Among the countless adventures of the war cameramen, the exploit of Larry Darmour, in the Signal Corps photographic service, was unique. Darmour had served his film novitiate on the Gaumont Mutual Weekly, under the editorship of Pell Mitchell, who assigned the youth to the Ford “peace ship” excursion.

Darmour’s next approach to Germany was in uniform via Château Thierry. He arrived on the eve of the famous advance. He strolled about to look over locations and completely lost track of the war. Darkness came on, and Darmour hesitated to blunder about lest he step on the war in the night. He rolled up in a shell hole and took a nap.

The most eventful morning of the war was announced by an exchange of barrages. Darmour awoke to find that he had been first over the top by several hours.

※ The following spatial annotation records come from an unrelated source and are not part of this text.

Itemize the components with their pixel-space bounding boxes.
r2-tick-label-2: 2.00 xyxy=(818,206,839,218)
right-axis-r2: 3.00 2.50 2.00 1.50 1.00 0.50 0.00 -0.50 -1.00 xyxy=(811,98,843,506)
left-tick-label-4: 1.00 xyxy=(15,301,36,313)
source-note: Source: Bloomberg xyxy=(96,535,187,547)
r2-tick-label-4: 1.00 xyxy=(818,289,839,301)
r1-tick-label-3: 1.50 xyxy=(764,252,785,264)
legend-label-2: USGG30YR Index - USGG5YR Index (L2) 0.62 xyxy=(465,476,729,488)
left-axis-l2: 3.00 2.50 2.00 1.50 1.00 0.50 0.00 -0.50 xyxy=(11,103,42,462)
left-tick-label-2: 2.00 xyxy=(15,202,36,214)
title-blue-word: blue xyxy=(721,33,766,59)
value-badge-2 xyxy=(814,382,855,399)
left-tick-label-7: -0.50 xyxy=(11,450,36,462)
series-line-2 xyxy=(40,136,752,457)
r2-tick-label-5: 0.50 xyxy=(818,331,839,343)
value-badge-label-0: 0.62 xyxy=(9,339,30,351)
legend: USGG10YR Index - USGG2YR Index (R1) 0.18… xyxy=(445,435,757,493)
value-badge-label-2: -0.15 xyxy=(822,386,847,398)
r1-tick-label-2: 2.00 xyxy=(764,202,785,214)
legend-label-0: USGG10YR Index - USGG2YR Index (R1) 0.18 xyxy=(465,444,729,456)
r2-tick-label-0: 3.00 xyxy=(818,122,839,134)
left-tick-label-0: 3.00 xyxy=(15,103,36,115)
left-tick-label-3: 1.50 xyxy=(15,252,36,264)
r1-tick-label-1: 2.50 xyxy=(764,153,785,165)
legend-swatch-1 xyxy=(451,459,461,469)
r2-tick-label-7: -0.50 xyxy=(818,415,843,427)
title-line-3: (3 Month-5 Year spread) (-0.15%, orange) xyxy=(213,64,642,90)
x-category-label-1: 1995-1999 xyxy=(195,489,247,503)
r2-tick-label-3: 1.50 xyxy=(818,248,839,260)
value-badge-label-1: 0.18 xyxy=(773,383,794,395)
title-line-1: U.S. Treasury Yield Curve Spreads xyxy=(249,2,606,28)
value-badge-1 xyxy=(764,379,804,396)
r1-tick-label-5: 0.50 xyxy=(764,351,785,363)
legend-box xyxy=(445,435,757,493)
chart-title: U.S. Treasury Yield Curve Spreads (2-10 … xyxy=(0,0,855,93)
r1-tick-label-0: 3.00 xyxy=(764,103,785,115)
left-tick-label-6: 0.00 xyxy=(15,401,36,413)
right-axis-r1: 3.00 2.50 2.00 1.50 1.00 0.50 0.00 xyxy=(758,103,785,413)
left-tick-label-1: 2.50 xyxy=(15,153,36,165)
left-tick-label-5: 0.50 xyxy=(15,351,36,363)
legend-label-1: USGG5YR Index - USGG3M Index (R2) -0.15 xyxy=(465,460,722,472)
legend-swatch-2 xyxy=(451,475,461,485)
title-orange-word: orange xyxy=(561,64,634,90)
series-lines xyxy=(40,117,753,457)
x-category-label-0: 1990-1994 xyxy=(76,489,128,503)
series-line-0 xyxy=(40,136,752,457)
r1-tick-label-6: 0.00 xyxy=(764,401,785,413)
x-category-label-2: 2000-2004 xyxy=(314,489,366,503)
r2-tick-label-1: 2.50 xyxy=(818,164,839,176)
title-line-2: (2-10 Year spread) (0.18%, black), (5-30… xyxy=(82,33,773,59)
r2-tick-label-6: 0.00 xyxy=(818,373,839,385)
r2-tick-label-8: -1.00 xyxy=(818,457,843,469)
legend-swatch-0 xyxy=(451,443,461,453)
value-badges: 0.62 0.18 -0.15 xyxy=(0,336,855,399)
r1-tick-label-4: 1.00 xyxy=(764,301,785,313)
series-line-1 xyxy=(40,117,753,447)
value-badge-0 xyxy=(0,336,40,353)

He was in the middle of "No Man’s Land" between the Lines. The American barrage and the German counter barrage swept over him. Darmour stayed by his shell hole and escaped unharmed. He returned from the war with an impression that its perils had been slightly exaggerated.

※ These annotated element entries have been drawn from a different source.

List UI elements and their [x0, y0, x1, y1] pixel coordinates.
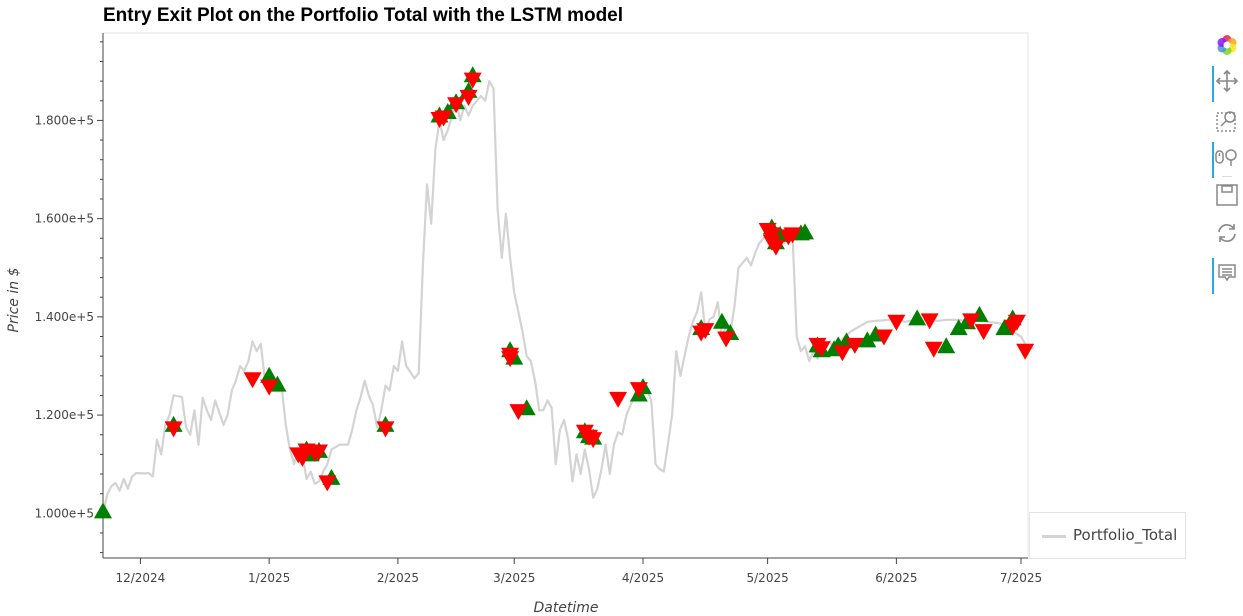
chart-title: Entry Exit Plot on the Portfolio Total w… [103, 5, 624, 26]
entry-marker [858, 331, 877, 348]
bokeh-logo-icon[interactable] [1210, 30, 1243, 60]
entry-marker [94, 502, 112, 519]
y-tick-label: 1.200e+5 [35, 408, 94, 422]
exit-markers [164, 72, 1035, 492]
x-tick-label: 2/2025 [377, 571, 419, 585]
exit-marker [459, 89, 478, 106]
exit-marker [243, 372, 262, 389]
legend: Portfolio_Total [1029, 512, 1186, 559]
save-tool[interactable] [1210, 176, 1243, 210]
y-axis-title: Price in $ [6, 268, 22, 333]
entry-marker [712, 312, 731, 329]
x-tick-label: 5/2025 [747, 571, 789, 585]
exit-marker [376, 421, 395, 438]
exit-marker [962, 313, 981, 330]
x-tick-label: 6/2025 [875, 571, 917, 585]
entry-marker [796, 223, 814, 240]
exit-marker [812, 341, 831, 358]
exit-marker [1016, 343, 1035, 360]
entry-marker [937, 337, 956, 354]
exit-marker [463, 72, 482, 89]
y-tick-label: 1.000e+5 [35, 506, 94, 520]
y-tick-label: 1.600e+5 [35, 212, 94, 226]
exit-marker [629, 382, 648, 399]
reset-tool[interactable] [1210, 218, 1243, 248]
exit-marker [833, 345, 852, 362]
y-tick-label: 1.800e+5 [35, 113, 94, 127]
hover-tool[interactable] [1210, 258, 1243, 294]
x-tick-label: 3/2025 [493, 571, 535, 585]
save-icon [1216, 184, 1238, 206]
exit-marker [920, 313, 939, 330]
portfolio-total-path [101, 79, 1034, 514]
entry-marker [949, 319, 968, 336]
exit-marker [887, 314, 906, 331]
exit-marker [260, 379, 279, 396]
x-tick-label: 4/2025 [622, 571, 664, 585]
exit-marker [924, 341, 943, 358]
exit-marker [584, 432, 603, 449]
wheel-zoom-tool[interactable] [1210, 142, 1243, 178]
reset-icon [1218, 224, 1236, 242]
entry-marker [908, 309, 927, 326]
entry-marker [260, 366, 279, 383]
y-tick-label: 1.400e+5 [35, 310, 94, 324]
pan-icon [1215, 69, 1239, 93]
plot-frame [102, 32, 1029, 559]
exit-marker [1007, 314, 1026, 331]
portfolio-total-line [101, 79, 1034, 514]
exit-marker [318, 475, 337, 492]
exit-marker [509, 404, 528, 421]
exit-marker [310, 444, 328, 461]
exit-marker [717, 331, 736, 348]
hover-icon [1218, 264, 1236, 282]
box-zoom-icon [1216, 111, 1236, 132]
pan-tool[interactable] [1210, 66, 1243, 102]
x-tick-label: 7/2025 [1000, 571, 1042, 585]
x-axis-title: Datetime [533, 600, 598, 616]
box-zoom-tool[interactable] [1210, 106, 1243, 136]
exit-marker [845, 337, 864, 354]
entry-marker [995, 319, 1014, 336]
exit-marker [766, 239, 785, 256]
x-axis: 12/2024 1/2025 2/2025 3/2025 4/2025 5/2025 6/2… [103, 557, 1042, 585]
legend-label-portfolio-total: Portfolio_Total [1073, 526, 1178, 544]
exit-marker [974, 324, 993, 341]
legend-swatch-portfolio-total [1042, 535, 1066, 538]
exit-marker [874, 329, 893, 346]
exit-marker [434, 110, 453, 127]
exit-marker [164, 421, 183, 438]
exit-marker [696, 323, 715, 340]
exit-marker [501, 351, 520, 368]
x-tick-label: 12/2024 [115, 571, 165, 585]
exit-marker [609, 391, 628, 408]
exit-marker [447, 97, 466, 114]
exit-marker [783, 227, 802, 244]
x-tick-label: 1/2025 [248, 571, 290, 585]
wheel-zoom-icon [1215, 149, 1237, 166]
y-axis: 1.000e+5 1.200e+5 1.400e+5 1.600e+5 1.800e+5 [35, 33, 104, 558]
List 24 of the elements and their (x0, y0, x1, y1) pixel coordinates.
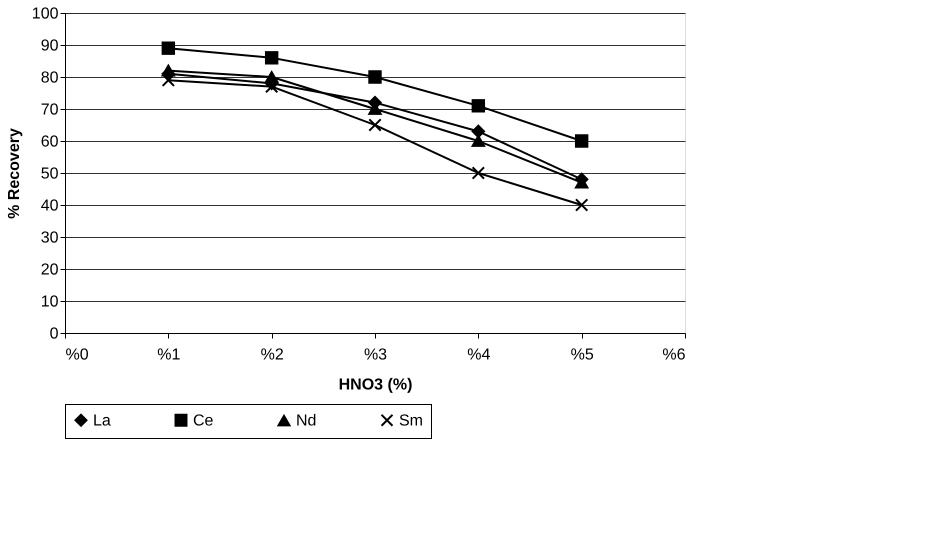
y-tick-label: 70 (40, 102, 59, 118)
y-axis-title: % Recovery (6, 128, 23, 219)
y-tick-label: 60 (40, 134, 59, 150)
x-tick-label: %1 (157, 346, 180, 364)
legend-label: Sm (399, 412, 423, 430)
x-tick-label: %5 (570, 346, 594, 364)
y-tick-label: 80 (40, 70, 59, 86)
x-tick-label: %6 (662, 346, 686, 364)
legend-label: Ce (193, 412, 214, 430)
x-tick-label: %2 (260, 346, 284, 364)
x-tick-label: %0 (66, 346, 89, 364)
y-tick-label: 50 (40, 166, 59, 182)
legend-label: La (93, 412, 111, 430)
legend-label: Nd (296, 412, 316, 430)
y-tick-label: 30 (40, 230, 59, 246)
x-tick-label: %4 (467, 346, 490, 364)
y-tick-label: 0 (50, 326, 59, 342)
y-tick-label: 40 (40, 198, 59, 214)
x-axis-title: HNO3 (%) (338, 376, 412, 394)
y-tick-label: 100 (32, 6, 59, 22)
x-tick-label: %3 (364, 346, 388, 364)
y-tick-label: 10 (40, 294, 59, 310)
y-tick-label: 90 (40, 38, 59, 54)
y-tick-label: 20 (40, 262, 59, 278)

The war brought Sarah Bernhardt’s last screen appearance in ’Mothers of France’ circulated in America in 1917. In this picture, Bernhard, crippled and enfeebled, a sad relic of herself as the personification of Gallic emotion, sat through her scenes in a chair. Only five years before, this same Bernhardt in her ’Queen Elizabeth,’ imported by Adolph Zukor, started the rise of feature pictures and the re-formation of the entire industry.

There was again a contact between the war and the motion picture in the use of stars to help sell the Liberty Loans. The Treasury Department sought the drawing power of many of the major personalities of the screen, including Pickford, Chaplin, and Fairbanks.

The stars made personal appearances at meetings and little trailer pictures of them were added to theatre programs. This activity established acquaintance between the stars and William G. McAdoo, Secretary of the Treasury, and his publicity engineer, Oscar Price.

There was a confab around Price’s big flat-top desk in the U. S. Treasury building in Washington one day. It reached the chatty stage:

“Why don’t you folks get together and distribute your own pictures—you are big enough to do that,” Price remarked. It was a passing thought—and a disturbing one. A new company and a great deal of complication were to come out of that.

The Treasury Department under Carter Glass, successor to McAdoo, with Frank Wilson in charge of its publicity drives, circulated a pictorial history of the war on the screen, under the title of ’The Price of Peace,’ selling the Victory Loan, the last installment on our debt to LaFayette.

Then Frank Wilson, grown accustomed to the dizzy altitude of big figures in the Treasury, went out to form a motion picture finance company.

   
Mary Pickford and Douglas Fairbanks promote aid to Belgium. Much success for Liberty Bonds as well as relief for Europe resulted from personal promotions by film stars.